En l’espèce, les souffrances physiques ont entraîné spécifiquement un préjudice lié à l’acte sexuel qui s’est traduit par une perte de libido ou une moindre capacité physique, et l’importance de la gêne décrite justifie que soit allouée à M. [E] une somme de 7.000 euros à ce titre.

Sur le préjudice de diminution des possibilités de promotion professionnelle

Les parties discutent de ce chef de préjudice, que M. [E] motive à hauteur de 50.000 euros tandis que la société [9] en demande le rejet, mais l’appelant ne fait pas figurer cette demande dans le dispositif de ses conclusions déposées à l’audience.

En application de l’article 954 déjà rappelé, il n’y a donc pas de demande sur laquelle statuer.

Sur les autres demandes

La CPAM de Haute-Savoie sera condamnée à faire l’avance des sommes allouées, déduction faite de la provision déjà versée, et la société [9] sera condamnée à les lui rembourser dans les conditions légales, en ce compris les frais d’expertise.

La société supportera également les dépens, dont distraction au profit de Me Stéphany Marin Pache pour ceux dont elle aura fait l’avance sans avoir reçu provision.

L’équité et la situation des parties justifient que M. [E] ne conserve pas l’intégralité des frais exposés pour faire valoir ses droits et la société [9] sera condamnée à lui payer une indemnité de 1.500 euros en application de l’article 700 du code de procédure civile.

PAR CES MOTIFS

La cour, statuant publiquement et par décision réputée contradictoire, après en avoir délibéré conformément à la loi’:

Alloue à M. [S] [E] les sommes suivantes en réparation de son préjudice personnel :

– 20.652,75 euros au titre des déficits fonctionnels temporaires,

– 35.000 euros au titre des souffrances physiques et morales temporaires,

– 12.000 euros au titre du préjudice esthétique temporaire,

– 43.500 euros au titre de l’assistance d’une tierce personne avant consolidation,

– 30.000 euros au titre des souffrances physiques et morales permanentes,

– 2.000 euros au titre du préjudice d’agrément,

– 8.000 euros au titre du préjudice esthétique permanent,

– 7.000 euros au titre du préjudice sexuel,

Déboute M. [S] [E] de ses demandes d’indemnisation de préjudices d’agrément temporaire, de préjudice permanent d’agrément avant consolidation, de dépenses de santé, de frais de véhicule adapté temporaires et permanents, de frais de logement adapté temporaires et permanents, d’établissement,

Dit que la CPAM de Haute-Savoie versera directement ces sommes à M. [S] [E], déduction faite de la provision déjà versée,

Condamne la société [9] à rembourser lesdites sommes à la CPAM de Haute-Savoie dans les conditions légales, ainsi que les frais d’expertise,

Condamne la société [9] aux dépens de la procédure d’appel, dont distraction au profit de Me Stéphany Marin Pache pour ceux dont elle aura fait l’avance sans avoir reçu provision,

Condamne la société [9] à payer à M. [S] [E] la somme de 1.500 euros sur le fondement de l’article 700 du code de procédure civile.

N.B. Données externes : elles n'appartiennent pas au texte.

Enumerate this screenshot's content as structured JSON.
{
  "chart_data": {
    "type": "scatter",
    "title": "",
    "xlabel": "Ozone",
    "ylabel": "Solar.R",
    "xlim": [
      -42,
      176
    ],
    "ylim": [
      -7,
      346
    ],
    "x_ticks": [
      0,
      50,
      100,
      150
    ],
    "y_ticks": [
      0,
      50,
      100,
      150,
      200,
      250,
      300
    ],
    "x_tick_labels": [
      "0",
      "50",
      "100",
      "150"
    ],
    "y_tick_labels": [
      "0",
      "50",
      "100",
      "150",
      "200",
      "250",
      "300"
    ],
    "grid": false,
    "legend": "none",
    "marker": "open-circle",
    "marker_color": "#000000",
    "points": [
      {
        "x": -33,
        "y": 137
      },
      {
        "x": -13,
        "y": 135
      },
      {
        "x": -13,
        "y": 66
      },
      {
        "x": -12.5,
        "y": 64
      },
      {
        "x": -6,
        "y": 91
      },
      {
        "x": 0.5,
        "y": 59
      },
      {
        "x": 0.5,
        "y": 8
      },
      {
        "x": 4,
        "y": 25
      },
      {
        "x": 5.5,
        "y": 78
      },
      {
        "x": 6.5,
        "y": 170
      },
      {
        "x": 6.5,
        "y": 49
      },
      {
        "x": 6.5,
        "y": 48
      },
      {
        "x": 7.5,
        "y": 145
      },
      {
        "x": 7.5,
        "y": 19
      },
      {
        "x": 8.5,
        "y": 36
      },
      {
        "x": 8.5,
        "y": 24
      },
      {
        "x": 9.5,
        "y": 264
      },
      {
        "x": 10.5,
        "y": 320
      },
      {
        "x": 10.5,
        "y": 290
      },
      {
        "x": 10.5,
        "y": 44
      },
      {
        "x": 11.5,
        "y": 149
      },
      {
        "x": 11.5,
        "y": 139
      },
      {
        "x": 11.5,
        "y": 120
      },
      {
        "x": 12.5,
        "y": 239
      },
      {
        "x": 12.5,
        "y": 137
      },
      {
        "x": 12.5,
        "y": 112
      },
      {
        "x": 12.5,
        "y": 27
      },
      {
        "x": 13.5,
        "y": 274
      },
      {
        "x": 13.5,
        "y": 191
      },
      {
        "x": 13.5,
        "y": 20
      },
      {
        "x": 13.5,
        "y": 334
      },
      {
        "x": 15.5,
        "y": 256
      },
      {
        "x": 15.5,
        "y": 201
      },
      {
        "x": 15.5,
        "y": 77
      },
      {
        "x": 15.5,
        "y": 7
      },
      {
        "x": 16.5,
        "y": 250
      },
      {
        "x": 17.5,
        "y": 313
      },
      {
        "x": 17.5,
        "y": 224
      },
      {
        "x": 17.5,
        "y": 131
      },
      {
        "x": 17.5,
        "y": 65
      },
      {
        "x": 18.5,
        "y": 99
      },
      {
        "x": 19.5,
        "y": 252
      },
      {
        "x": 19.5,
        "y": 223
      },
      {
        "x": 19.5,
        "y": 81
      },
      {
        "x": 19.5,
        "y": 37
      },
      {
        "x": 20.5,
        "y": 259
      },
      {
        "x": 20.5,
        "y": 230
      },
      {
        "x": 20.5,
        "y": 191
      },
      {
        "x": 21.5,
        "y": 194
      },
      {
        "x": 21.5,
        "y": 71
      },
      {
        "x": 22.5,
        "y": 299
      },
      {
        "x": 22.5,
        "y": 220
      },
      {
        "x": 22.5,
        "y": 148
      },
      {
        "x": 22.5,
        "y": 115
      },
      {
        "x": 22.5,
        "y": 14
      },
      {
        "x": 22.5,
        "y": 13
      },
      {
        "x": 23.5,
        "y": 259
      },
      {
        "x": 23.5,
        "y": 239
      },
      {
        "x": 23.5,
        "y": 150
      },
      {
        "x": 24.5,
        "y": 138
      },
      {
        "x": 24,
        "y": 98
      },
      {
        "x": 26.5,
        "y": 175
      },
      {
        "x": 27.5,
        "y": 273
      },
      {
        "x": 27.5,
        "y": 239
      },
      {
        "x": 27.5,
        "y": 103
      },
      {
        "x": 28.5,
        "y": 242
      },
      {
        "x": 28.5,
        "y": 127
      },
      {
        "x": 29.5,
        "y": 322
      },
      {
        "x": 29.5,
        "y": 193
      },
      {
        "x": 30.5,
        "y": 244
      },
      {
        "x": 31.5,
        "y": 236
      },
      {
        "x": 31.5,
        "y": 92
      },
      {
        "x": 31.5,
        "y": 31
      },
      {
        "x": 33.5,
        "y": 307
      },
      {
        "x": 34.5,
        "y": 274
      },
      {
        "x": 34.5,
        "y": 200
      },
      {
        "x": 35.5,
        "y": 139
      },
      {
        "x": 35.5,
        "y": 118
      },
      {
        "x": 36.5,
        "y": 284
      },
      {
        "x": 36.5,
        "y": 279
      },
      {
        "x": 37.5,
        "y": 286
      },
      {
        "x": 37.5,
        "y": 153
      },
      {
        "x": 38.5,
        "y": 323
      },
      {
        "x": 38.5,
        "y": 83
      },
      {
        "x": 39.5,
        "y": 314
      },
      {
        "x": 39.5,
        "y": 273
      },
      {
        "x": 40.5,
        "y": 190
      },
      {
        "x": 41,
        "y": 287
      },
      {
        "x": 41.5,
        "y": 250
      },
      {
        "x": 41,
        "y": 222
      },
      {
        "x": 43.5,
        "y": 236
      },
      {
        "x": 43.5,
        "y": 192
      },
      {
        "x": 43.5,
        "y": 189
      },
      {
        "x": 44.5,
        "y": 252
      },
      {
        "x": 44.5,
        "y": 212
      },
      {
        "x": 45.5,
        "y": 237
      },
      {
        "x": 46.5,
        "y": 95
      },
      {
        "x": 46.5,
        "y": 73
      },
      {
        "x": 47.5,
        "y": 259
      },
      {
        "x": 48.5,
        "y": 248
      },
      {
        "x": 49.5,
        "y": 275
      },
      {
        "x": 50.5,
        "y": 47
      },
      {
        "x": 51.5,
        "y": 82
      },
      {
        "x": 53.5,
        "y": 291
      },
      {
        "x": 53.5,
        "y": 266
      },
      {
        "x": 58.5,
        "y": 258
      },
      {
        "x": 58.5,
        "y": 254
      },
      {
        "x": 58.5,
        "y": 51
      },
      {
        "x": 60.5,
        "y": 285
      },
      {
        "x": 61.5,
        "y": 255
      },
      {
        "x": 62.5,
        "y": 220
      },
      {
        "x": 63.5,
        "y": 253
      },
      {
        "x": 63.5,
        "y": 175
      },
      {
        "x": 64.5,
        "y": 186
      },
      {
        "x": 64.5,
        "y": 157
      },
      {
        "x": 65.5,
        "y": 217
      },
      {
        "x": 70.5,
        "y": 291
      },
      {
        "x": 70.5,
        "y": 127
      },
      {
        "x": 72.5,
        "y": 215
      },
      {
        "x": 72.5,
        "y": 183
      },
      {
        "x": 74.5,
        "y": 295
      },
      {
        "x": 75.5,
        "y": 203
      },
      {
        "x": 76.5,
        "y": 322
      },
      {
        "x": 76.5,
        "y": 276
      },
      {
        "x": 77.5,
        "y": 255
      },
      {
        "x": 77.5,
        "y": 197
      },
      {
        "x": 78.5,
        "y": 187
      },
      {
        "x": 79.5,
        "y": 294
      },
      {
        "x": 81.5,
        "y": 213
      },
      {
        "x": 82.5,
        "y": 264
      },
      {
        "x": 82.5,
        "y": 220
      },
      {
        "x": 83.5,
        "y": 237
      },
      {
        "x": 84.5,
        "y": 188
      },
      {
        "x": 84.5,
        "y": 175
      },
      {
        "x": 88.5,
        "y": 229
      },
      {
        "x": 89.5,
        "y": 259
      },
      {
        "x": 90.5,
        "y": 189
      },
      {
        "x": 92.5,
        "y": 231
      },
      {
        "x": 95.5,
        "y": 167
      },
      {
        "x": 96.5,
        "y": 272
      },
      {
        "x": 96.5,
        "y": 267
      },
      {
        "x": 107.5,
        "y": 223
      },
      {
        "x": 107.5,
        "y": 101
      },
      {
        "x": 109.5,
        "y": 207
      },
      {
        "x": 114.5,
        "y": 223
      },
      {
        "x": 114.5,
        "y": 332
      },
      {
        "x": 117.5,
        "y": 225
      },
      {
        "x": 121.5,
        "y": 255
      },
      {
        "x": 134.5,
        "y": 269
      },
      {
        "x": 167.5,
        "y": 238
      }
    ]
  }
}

Prononcé publiquement par mise à disposition de l’arrêt au greffe de la cour, les parties ayant été préalablement avisées dans les conditions prévues au deuxième alinéa de l’article 450 du code de procédure civile.

Signé par M. Pascal Vergucht, conseiller faisant fonction de président et par Mme Chrystel Rohrer, greffier auquel la minute de la décision a été remise par le magistrat signataire.